Золя казалось, что он никогда не сможет прожить без одобрения ближайших собратьев. Несмотря на то что они одновременно были и его соперниками, легко и свободно он чувствовал себя только с ними, потому что одолевавшие их заботы в точности совпадали с его собственными. Всю «пятерку освистанных авторов» сжигала одна и та же творческая лихорадка, они терзались одними и теми же сомнениями, когда перечитывали свои рукописи, они обсуждали профессиональные проблемы на том же языке и так же точно жаловались на непонимание со стороны журналистов и издателей, как и сам Золя. Одержимые своим сочинительством, они встречались друг с другом для того, чтобы поделиться своими заботами и надеждами, подобно тому как больные, коротая время в приемной врача, рассказывают собратьям по несчастью о своих недомоганиях. При всех различиях, существовавших между этими людьми, они повиновались единому требованию: повернуться спиной к романтизму и изображать жизнь в неприкрашенном виде. Стремясь к воплощению жизни в ее истинных красках, они для достижения своей цели намеревались исследовать живые существа с научным бесстрастием и свойственной ученому бесчувственностью. Они предпочитали примитивный стиль, а свои описания среды, в которой происходит действие, старались сделать как можно более точными, не боясь обвинений в очернительстве или банальности. Они претендовали на полное разоблачение общества, жаждали сорвать с него покров лицемерия, высказаться до конца. Для них не существовало ни запретных тем, ни слов, произносить которые не позволили бы требования благопристойности. Их упрекали в том, что от их разоблачений дурно пахнет, они же, отбиваясь от критиков, утверждали, что просто распахнули окно, чтобы впустить свежий воздух и дневной свет в лачуги рабочих и альковы дам полусвета. Их обвиняли в том, что они подрывают дух нации и развращают сограждан систематическими упоминаниями о безобразном и порочном, – они возражали, что, напротив, выкладывая неприглядную правду, стремятся исцелить нацию и сограждан.
Вокруг крупных фигур этого литературного направления группировались второстепенные авторы, жаждущие признания. Они избрали себе именно этих руководителей, поскольку реалистическая или натуралистическая жила казалась им поистине золотоносной. Но в большинстве своем эти малооплачиваемые и невысоко ценимые начинающие писатели, как ни старались, не могли выбиться из нужды. Если Золя мог рассчитывать получить тридцать тысяч франков от «Жиль Блаза» за уступку права напечатать очередной роман с продолжением, то Поль Алексис должен был радоваться, если ему за его сочинение выплачивали десятую часть этой суммы!
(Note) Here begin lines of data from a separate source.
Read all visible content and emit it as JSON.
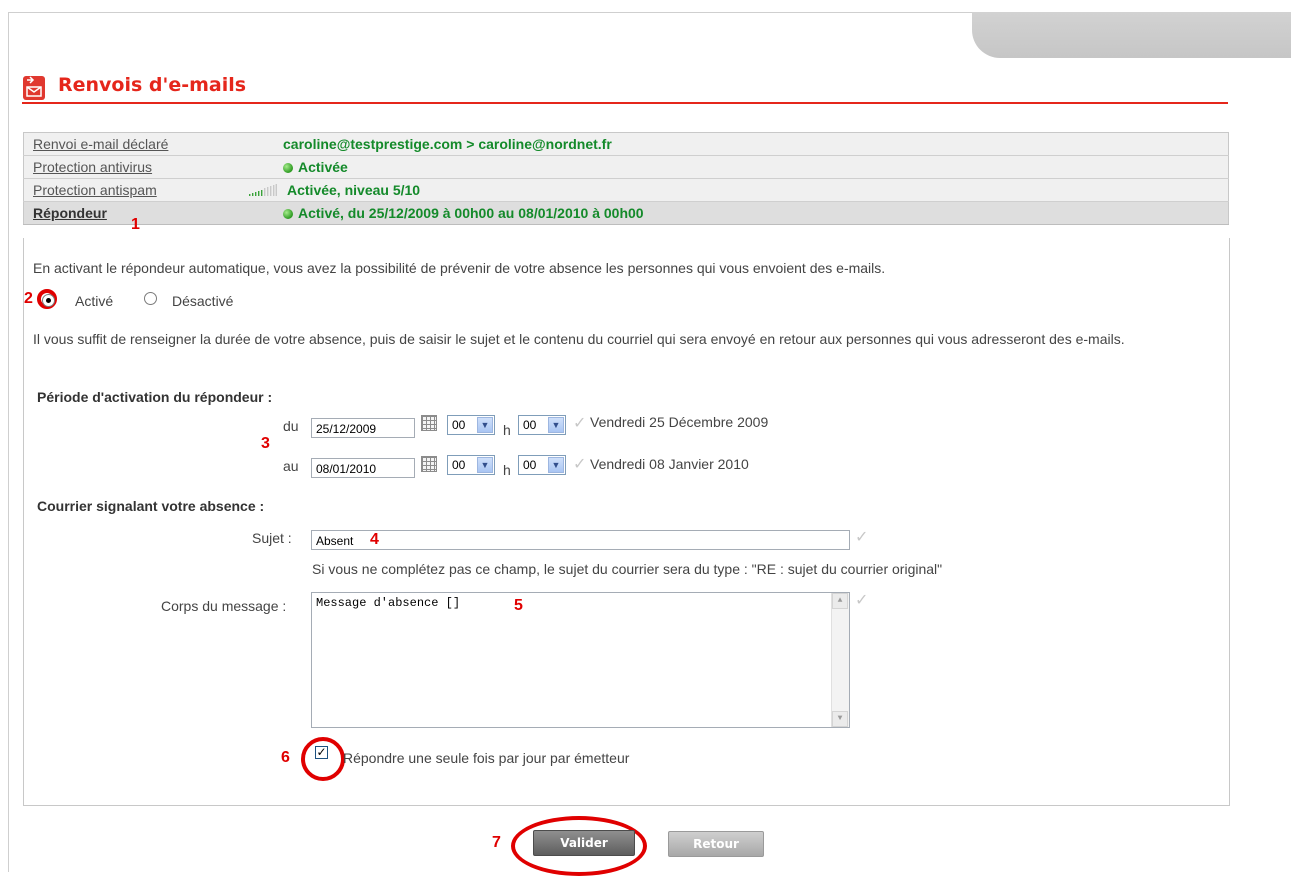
{
  "header": {
    "title": "Renvois d'e-mails"
  },
  "summary": {
    "rows": [
      {
        "label": "Renvoi e-mail déclaré",
        "value": "caroline@testprestige.com > caroline@nordnet.fr"
      },
      {
        "label": "Protection antivirus",
        "value": "Activée",
        "icon": "status-green-dot-icon"
      },
      {
        "label": "Protection antispam",
        "value": "Activée, niveau 5/10",
        "icon": "signal-level-icon",
        "level": 5,
        "level_max": 10
      },
      {
        "label": "Répondeur",
        "value": "Activé, du 25/12/2009 à 00h00 au 08/01/2010 à 00h00",
        "icon": "status-green-dot-icon"
      }
    ]
  },
  "annotations": {
    "n1": "1",
    "n2": "2",
    "n3": "3",
    "n4": "4",
    "n5": "5",
    "n6": "6",
    "n7": "7"
  },
  "intro": "En activant le répondeur automatique, vous avez la possibilité de prévenir de votre absence les personnes qui vous envoient des e-mails.",
  "radio": {
    "on_label": "Activé",
    "off_label": "Désactivé",
    "selected": "Activé"
  },
  "instructions": "Il vous suffit de renseigner la durée de votre absence, puis de saisir le sujet et le contenu du courriel qui sera envoyé en retour aux personnes qui vous adresseront des e-mails.",
  "period": {
    "heading": "Période d'activation du répondeur :",
    "from_label": "du",
    "to_label": "au",
    "hour_sep": "h",
    "from": {
      "date": "25/12/2009",
      "hour": "00",
      "minute": "00",
      "readable": "Vendredi 25 Décembre 2009"
    },
    "to": {
      "date": "08/01/2010",
      "hour": "00",
      "minute": "00",
      "readable": "Vendredi 08 Janvier 2010"
    }
  },
  "mail": {
    "heading": "Courrier signalant votre absence :",
    "subject_label": "Sujet :",
    "subject_value": "Absent",
    "subject_hint": "Si vous ne complétez pas ce champ, le sujet du courrier sera du type : \"RE : sujet du courrier original\"",
    "body_label": "Corps du message :",
    "body_value": "Message d'absence []",
    "once_label": "Répondre une seule fois par jour par émetteur",
    "once_checked": true
  },
  "buttons": {
    "submit": "Valider",
    "back": "Retour"
  },
  "colors": {
    "accent": "#e5261b",
    "success": "#148a2a",
    "annotation": "#e00000"
  }
}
Разговоры о деньгах были в литературной среде делом обычным. Тут все, от самых известных до самых неприметных авторов, с пристальным вниманием относились к финансовому успеху своих произведений, старательно проверяли доходы от авторских прав и изо всех сил продвигали свои творения. Раскрепостившись благодаря гонорарам, они сделались профессионалами, которые, собираясь вместе, с одинаковой легкостью говорили о творческих успехах и о высоких доходах. В противоположность безрассудным романтикам предыдущего поколения они сделались чиновниками пера.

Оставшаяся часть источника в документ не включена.